Gigabit Ethernet over Telephone Lines
Fiber terminates in the basement. Apartments need connectivity. Can existing telephone wiring handle gigabit speeds? Time to find out.
The Problem
FTTH deployments rarely reach individual apartments in existing buildings. The fiber-to-copper handoff happens in the basement, leaving you with a gap to bridge. Most buildings have J-Y(ST)Y 8×2 telephone cables already installed - eight cores, twisted in pairs, sometimes shielded.

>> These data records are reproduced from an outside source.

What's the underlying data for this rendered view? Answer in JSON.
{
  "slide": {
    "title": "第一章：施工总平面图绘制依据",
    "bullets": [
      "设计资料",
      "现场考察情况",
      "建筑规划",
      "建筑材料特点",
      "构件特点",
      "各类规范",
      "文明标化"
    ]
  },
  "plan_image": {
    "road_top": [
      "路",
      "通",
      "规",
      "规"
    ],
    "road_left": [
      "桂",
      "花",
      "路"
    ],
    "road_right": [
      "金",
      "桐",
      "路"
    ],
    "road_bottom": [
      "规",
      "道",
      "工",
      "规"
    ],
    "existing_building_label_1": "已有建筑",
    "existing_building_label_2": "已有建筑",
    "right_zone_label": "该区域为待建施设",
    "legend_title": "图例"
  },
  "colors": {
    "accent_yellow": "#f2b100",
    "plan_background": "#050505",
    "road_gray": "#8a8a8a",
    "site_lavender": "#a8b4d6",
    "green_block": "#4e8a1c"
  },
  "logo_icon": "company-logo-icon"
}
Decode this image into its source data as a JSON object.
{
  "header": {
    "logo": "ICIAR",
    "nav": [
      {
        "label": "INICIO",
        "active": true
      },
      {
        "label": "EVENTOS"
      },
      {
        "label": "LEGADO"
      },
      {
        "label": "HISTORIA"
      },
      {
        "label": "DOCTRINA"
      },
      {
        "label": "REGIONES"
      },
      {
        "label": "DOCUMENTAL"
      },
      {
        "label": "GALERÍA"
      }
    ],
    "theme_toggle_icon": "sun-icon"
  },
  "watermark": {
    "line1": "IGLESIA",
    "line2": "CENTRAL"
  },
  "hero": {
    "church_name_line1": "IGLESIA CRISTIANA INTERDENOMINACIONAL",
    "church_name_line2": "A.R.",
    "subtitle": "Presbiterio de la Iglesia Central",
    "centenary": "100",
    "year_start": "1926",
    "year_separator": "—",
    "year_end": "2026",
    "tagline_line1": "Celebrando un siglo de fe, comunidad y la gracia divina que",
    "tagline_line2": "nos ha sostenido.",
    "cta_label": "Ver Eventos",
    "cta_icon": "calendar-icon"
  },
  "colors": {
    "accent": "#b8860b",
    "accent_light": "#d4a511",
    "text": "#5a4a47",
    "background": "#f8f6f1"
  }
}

Gigabit Ethernet needs eight wires in four twisted pairs. Telephone cable has exactly that. But does it have the signal integrity?
Cable Specifications
Quick comparison of what we’re dealing with:
Cable Type | Max Speed | Max Frequency | Attenuation @ 100MHz |
---|---|---|---|
Telephone | ??? | ??? | ??? |
CAT3 | 10 Mbps | 16 MHz | - |
CAT5 | 100 Mbps | 100 MHz | - |
CAT5e | 1 Gbps | 100 MHz | 22.0 dB |
CAT6 | 10 Gbps | 250 MHz | 19.8 dB |
Telephone cable specs? Designed for ISDN (130 kHz) and ADSL (1.1 MHz). Gigabit Ethernet runs at ~80 MHz. That’s a 73× frequency jump.
Testing Setup
First challenge: identify which cable goes where. Simple continuity test with a multimeter sorts that out.
Wired up RJ45 adapters maintaining pair integrity. Used TIA-568A standard (accidentally mirrored it on both ends - works fine as long as you’re consistent).
Cable tester confirms all eight conductors connected in the right order. Distance: approximately 15 meters from basement to apartment.
Performance Testing
Test equipment:
- Lenovo T400 with Intel PRO/1000 NIC running Linux
- MacBook Pro 2017 with USB 3.0 Ethernet adapter
- iperf3 for throughput measurement
Baseline with CAT6a cable shows 922 Mbps with 0.0016% packet loss. Some loss appears inherent to the USB adapter.
Results
The moment of truth. Link negotiation: 1000 Mbps full duplex.
TCP throughput test over telephone cable:
Connecting to host 192.168.0.2, port 5201
[ 5] local 192.168.0.1 port 50296 connected to 192.168.0.2 port 5201
[ ID] Interval Transfer Bitrate
[ 5] 0.00-1.00 sec 112 MBytes 935 Mbits/sec
[ 5] 1.00-2.00 sec 110 MBytes 921 Mbits/sec
[ 5] 2.00-3.00 sec 110 MBytes 921 Mbits/sec
[ 5] 3.00-4.00 sec 110 MBytes 922 Mbits/sec
...
[ 5] 28.00-29.00 sec 110 MBytes 922 Mbits/sec
[ 5] 29.00-30.00 sec 110 MBytes 922 Mbits/sec
- - - - - - - - - - - - - - - - - - - - - - - - -
[ ID] Interval Transfer Bitrate
[ 5] 0.00-30.00 sec 3.22 GBytes 922 Mbits/sec sender
[ 5] 0.00-30.00 sec 3.22 GBytes 922 Mbits/sec receiver
922 Mbps sustained throughput. Identical to the CAT6a baseline.
Technical Notes
- Auto-negotiation worked flawlessly
- No increased packet loss versus proper Ethernet cable
- 15-meter run well within signal integrity limits
- Shielding not connected (avoiding ground loops)
- TIA-568A wiring standard maintained pair twists
Alternative Approaches
If your telephone wiring doesn’t cooperate:
- G.hn modems - Allnet ALL-GHN101-2wire claims 500 Mbps over single pair
- Outdoor cabling - CAT6a along exterior walls
- Point-to-point wireless - Ubiquiti NanoStation for line-of-sight links
Conclusion
Old telephone cables support gigabit speeds over reasonable distances. The physics work: maintained pair twisting provides sufficient signal integrity at 80 MHz. Germany’s decades-old telephone infrastructure might finally deliver on its broadband promises.
Save your money on rewiring. Your J-Y(ST)Y cable is probably fine.